New Russian law could cut Crimea off from Ukrainian and global Internet

15.04.2019   
Halya Coynash

Russian-occupied Crimea could find itself totally cut off from the global Internet according to a bill which was adopted in its second reading on 11 April and has every chance of coming into force this year. Although the global Internet would purportedly only be blocked in case of a threat to Russia or if the Russian Internet was blocked from abroad, there is no clarity as to what would be deemed to constitute such a threat. 

The ‘Internet isolation’ bill was officially proposed by Andrei Klishas, a Russian senator who has been under US and EU sanctions since 2014 for his active support of Russia’s aggression against Ukraine.  The bill prompted protests in several Russian cities on 10 March this year, with the march in Moscow large by Russian standards. The second reading has still gone ahead and there seems little chance that Russia’s leadership, which is doubtless behind the bill, will retreat.  Why would they, when the legislation provides another potent weapon against freedom of speech and access to information that the authorities want concealed?

The bill proposes the creation of an autonomous Russian segment of the Internet, which could be cut off from the Worldwide Web.  All Russian providers will be forced, at their own expense, to install the technical means for controlling traffic on their network.  While they will have to fork out the money for this, it will be Roskomnadzor, Russia’s effective censor, that will exercise such control.  Roskomnadzor will be able to block or unblock Internet sites, which at the moment the provider has to be ordered to do.

In the event of some undefined ‘threat’, the Russian authorities will be able to use such technical means to effectively isolate the Russian Internet, allowing in only those parts of the global Internet that they consider necessary.

Russia either closed or took over Ukrainian media after its invasion and annexation of Crimea, and it has persecuted both journalists and civic journalists for expressing opinions not to its liking and / or reporting on repression under Russian occupation.  The Crimean Human Rights Group has long reported on the widespread blocking of individual Ukrainian websites and media, and it has roundly condemned a bill which could, it says, impose “global censorship of the Internet in Crimea”.

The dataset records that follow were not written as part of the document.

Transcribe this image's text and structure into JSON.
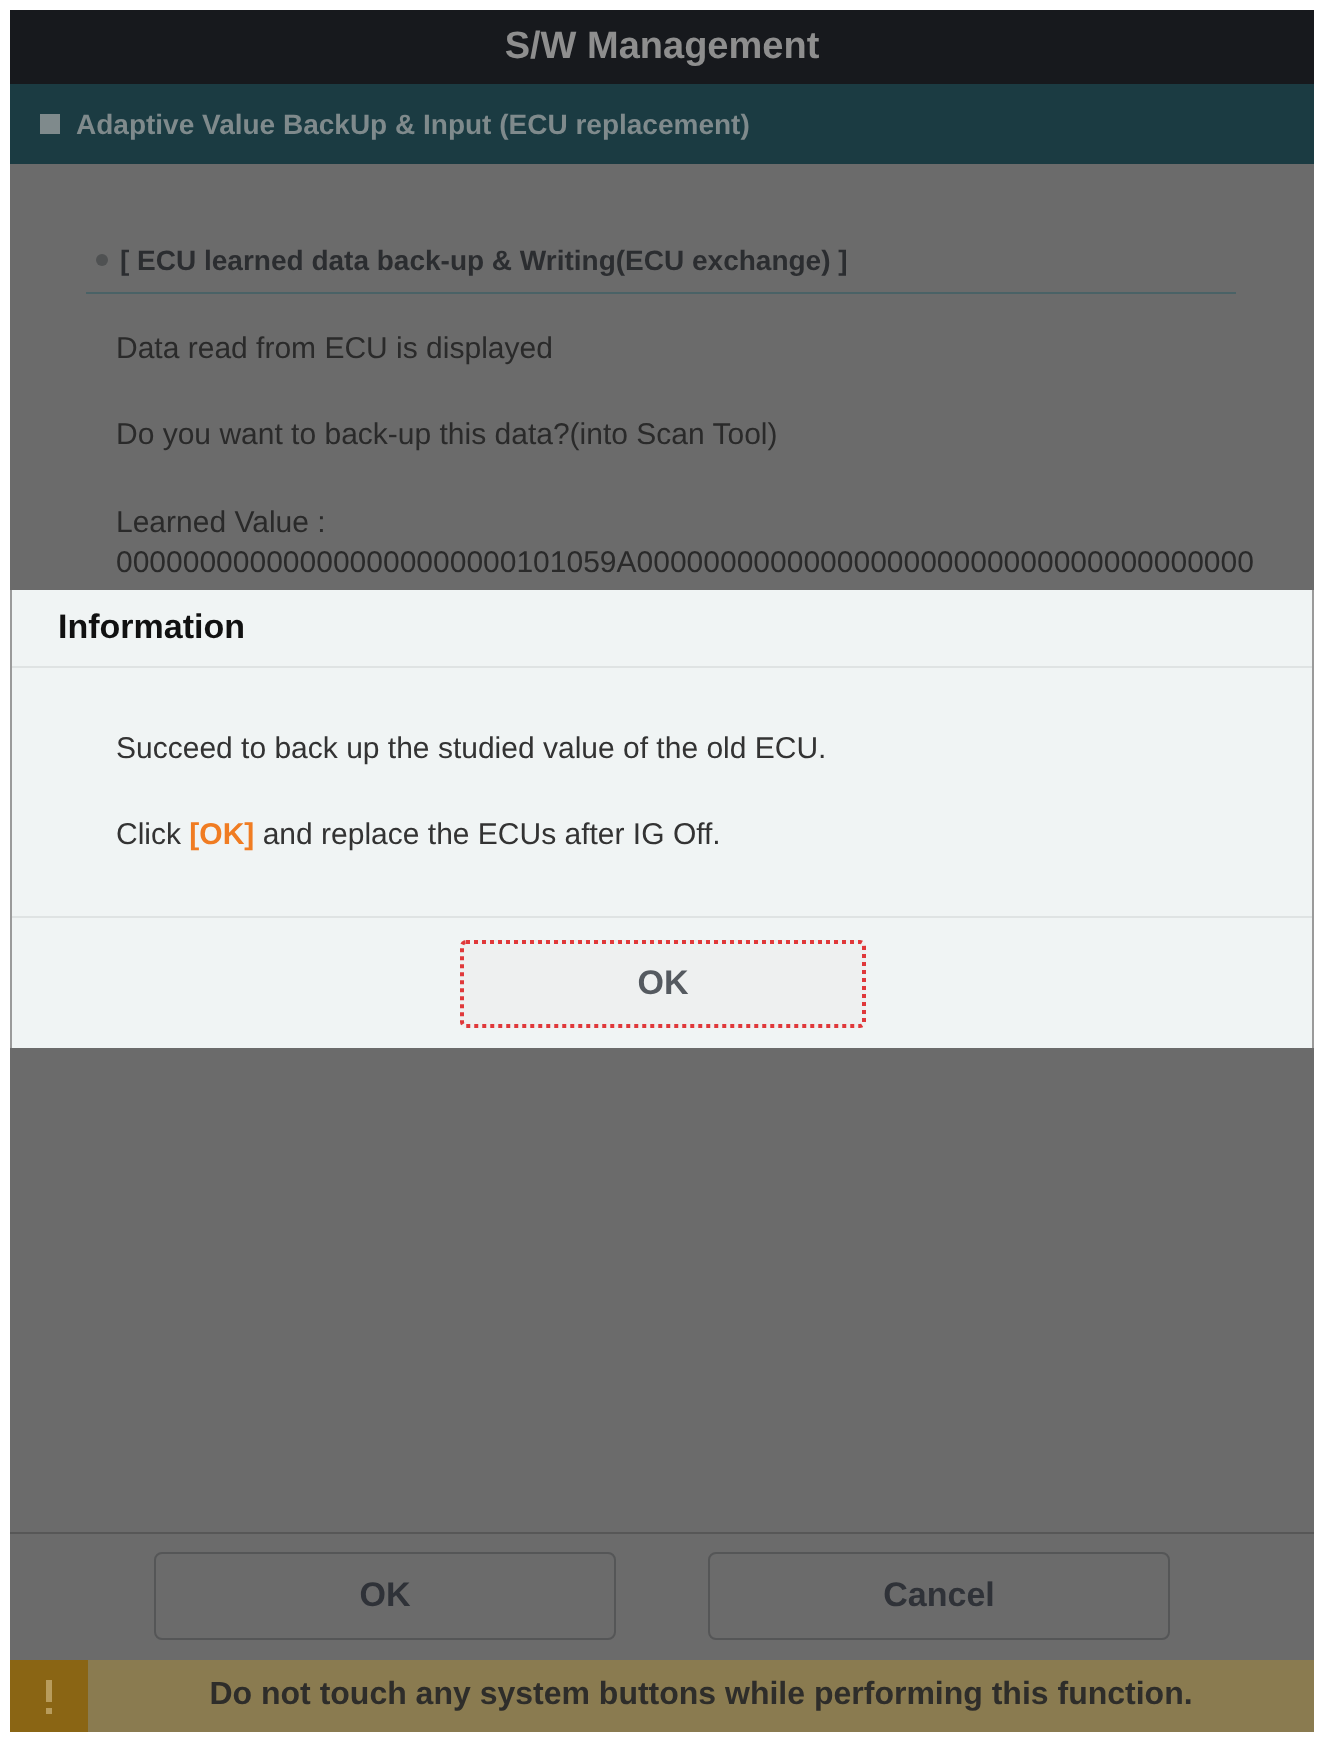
{
  "window": {
    "title": "S/W Management"
  },
  "section": {
    "title": "Adaptive Value BackUp & Input (ECU replacement)"
  },
  "content": {
    "heading": "[ ECU learned data back-up & Writing(ECU exchange) ]",
    "paragraphs": [
      "Data read from ECU is displayed",
      "Do you want to back-up this data?(into Scan Tool)"
    ],
    "learned_value": {
      "label": "Learned Value :",
      "value": "000000000000000000000000101059A0000000000000000000000000000000000000"
    }
  },
  "dialog": {
    "title": "Information",
    "messages": [
      "Succeed to back up the studied value of the old ECU.",
      "Click **[OK]** and replace the ECUs after IG Off."
    ],
    "button": {
      "label": "OK",
      "focused": true
    }
  },
  "buttons": [
    {
      "label": "OK"
    },
    {
      "label": "Cancel"
    }
  ],
  "warning": {
    "text": "Do not touch any system buttons while performing this function."
  }
}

The bill increases the already substantial (and repressive) role played by Roskomnadzor and the scope for the authorities to impose an Iron Curtain yet again on information from abroad. Since the bill in its present form does not spell out what will constitute sufficient threats to Russia’s infrastructure for such a wall to be lowered, there cannot be any real protection against abuse of the new restrictive powers that it envisages.